Les deux partenaires se partagent tour à tour la couvaison pendant 4 semaines. Les oisillons resteront au nid pendant encore 40 jours même s’ils commenceront tôt à se déplacer alentour, marchant sur les branches proches comme s’il s’agissait du tapis de phragmites sur lequel ils passeront la plus grande partie de leur vie d’adultes, utilisant pour cela leurs très longs doigts comme appui élargi. L’indépendance a lieu après 60-70 jours encore et la maturité sexuelle la deuxième année.

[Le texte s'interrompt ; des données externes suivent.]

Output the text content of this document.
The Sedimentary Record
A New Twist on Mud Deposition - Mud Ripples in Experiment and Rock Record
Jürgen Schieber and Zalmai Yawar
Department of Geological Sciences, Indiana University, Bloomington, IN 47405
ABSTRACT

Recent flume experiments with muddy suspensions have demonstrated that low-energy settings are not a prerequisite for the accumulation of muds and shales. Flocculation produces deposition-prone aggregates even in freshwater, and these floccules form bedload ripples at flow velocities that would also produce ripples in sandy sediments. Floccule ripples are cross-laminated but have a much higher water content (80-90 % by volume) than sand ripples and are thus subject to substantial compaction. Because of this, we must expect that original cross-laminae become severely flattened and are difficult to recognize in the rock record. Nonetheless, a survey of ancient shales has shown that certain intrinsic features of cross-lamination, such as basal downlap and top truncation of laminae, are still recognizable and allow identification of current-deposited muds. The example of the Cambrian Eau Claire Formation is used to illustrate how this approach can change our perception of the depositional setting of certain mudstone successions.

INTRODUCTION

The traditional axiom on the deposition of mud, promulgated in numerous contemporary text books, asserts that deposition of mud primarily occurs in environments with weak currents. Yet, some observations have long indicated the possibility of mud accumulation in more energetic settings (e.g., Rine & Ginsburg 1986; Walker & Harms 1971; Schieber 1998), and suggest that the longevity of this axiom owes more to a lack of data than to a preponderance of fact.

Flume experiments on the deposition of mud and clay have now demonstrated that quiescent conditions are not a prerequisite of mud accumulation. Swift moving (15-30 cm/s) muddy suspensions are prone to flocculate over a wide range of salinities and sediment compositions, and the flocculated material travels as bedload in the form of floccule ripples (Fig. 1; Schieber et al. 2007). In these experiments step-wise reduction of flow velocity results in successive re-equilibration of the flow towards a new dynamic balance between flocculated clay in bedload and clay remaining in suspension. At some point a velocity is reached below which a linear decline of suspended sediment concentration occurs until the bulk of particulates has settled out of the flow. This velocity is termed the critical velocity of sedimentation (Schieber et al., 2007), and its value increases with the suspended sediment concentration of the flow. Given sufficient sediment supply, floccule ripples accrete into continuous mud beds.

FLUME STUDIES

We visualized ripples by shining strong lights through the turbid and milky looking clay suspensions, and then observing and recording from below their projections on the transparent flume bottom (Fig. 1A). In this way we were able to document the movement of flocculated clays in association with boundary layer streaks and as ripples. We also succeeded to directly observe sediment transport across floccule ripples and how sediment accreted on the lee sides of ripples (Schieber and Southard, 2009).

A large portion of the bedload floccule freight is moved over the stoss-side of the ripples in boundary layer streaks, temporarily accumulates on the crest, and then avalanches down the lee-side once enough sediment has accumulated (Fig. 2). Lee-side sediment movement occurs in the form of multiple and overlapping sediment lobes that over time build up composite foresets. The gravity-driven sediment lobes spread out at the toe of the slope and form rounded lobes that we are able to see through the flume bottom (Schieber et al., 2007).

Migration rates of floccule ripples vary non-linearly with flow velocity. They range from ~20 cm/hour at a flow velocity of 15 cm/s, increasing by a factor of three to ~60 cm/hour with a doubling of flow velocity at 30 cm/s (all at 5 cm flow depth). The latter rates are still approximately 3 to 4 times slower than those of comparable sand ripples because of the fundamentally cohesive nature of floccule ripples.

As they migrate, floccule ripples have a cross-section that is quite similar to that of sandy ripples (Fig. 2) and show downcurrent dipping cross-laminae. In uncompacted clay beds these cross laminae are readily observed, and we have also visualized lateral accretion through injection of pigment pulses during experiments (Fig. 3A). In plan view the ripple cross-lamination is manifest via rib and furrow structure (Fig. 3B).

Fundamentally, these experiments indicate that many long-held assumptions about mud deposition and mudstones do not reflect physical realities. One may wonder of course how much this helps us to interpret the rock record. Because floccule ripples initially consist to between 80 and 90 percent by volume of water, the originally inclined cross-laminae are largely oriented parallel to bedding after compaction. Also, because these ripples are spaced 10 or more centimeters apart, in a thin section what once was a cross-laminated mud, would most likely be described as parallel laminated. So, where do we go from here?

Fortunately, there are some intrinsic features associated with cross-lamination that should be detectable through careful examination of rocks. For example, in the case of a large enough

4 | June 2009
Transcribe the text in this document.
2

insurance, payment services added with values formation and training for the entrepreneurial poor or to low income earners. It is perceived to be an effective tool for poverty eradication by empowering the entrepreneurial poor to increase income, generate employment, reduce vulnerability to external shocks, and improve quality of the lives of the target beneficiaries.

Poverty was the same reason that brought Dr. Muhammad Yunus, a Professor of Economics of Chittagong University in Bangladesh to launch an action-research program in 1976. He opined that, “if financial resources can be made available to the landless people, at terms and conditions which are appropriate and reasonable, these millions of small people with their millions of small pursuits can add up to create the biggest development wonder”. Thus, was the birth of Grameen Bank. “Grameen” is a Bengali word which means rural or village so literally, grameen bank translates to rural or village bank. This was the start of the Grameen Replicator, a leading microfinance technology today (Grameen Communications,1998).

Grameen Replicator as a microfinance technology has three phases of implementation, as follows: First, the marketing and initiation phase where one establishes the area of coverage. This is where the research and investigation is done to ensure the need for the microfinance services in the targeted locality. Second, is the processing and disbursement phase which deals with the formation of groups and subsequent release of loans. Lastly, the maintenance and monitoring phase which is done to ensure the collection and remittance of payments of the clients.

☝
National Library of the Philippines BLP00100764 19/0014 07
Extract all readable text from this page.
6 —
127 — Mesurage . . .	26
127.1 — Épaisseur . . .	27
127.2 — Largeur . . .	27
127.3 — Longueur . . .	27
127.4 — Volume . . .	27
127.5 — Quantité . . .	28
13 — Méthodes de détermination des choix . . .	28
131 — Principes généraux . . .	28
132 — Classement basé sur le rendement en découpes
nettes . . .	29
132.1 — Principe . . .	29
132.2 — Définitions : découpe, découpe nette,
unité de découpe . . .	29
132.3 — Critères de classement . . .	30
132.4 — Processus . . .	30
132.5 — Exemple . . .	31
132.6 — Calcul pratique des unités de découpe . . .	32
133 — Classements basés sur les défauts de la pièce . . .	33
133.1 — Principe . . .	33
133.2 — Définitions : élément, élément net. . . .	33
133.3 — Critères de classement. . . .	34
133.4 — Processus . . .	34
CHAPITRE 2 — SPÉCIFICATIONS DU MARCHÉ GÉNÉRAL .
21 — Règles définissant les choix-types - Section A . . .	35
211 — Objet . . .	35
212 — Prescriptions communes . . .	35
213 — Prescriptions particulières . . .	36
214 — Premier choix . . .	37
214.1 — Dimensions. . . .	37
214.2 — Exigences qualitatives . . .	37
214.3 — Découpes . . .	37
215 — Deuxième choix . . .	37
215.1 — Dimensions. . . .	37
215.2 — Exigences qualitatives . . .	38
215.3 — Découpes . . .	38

C’est la période la plus délicate de leur vie parce que tomber au sol sans savoir voler signifierait une mort assurée dans la gueule d’un crocodile, d’un gros serpent ou d’un quelconque prédateur terrestre.
Le Héron pie mange tout ce qui est lié aux milieux aquatiques : amphibiens et crustacés, poissons et petits mammifères aquatiques, insectes et petits serpents.
Bien que n’étant pas très sociable hors de la période de nidification, on le voit souvent chasser en compagnie d’autres hérons, dans des endroits ouverts, sans montrer la moindre crainte. Ce n’est pas une espèce très craintive comme peuvent l’être certains de ses congénères qui passent une grande partie de leur temps cachés dans les roseaux, ne sortant que lorsque la nuit tombe. Cette espèce n’est pas considérée en danger bien que ses populations ne soient jamais importantes et que son territoire soit assez limité.
Synonymes
Notophoyx aruensis Gould, 1845; Ardea picata Gould, 1845; Herodias picata Gould, 1845; Hydranassa picata Gould, 1845; Notophoyx flavirostris Sharpe, 1898; Tonophoyx aruensis normani Mathews, 1915.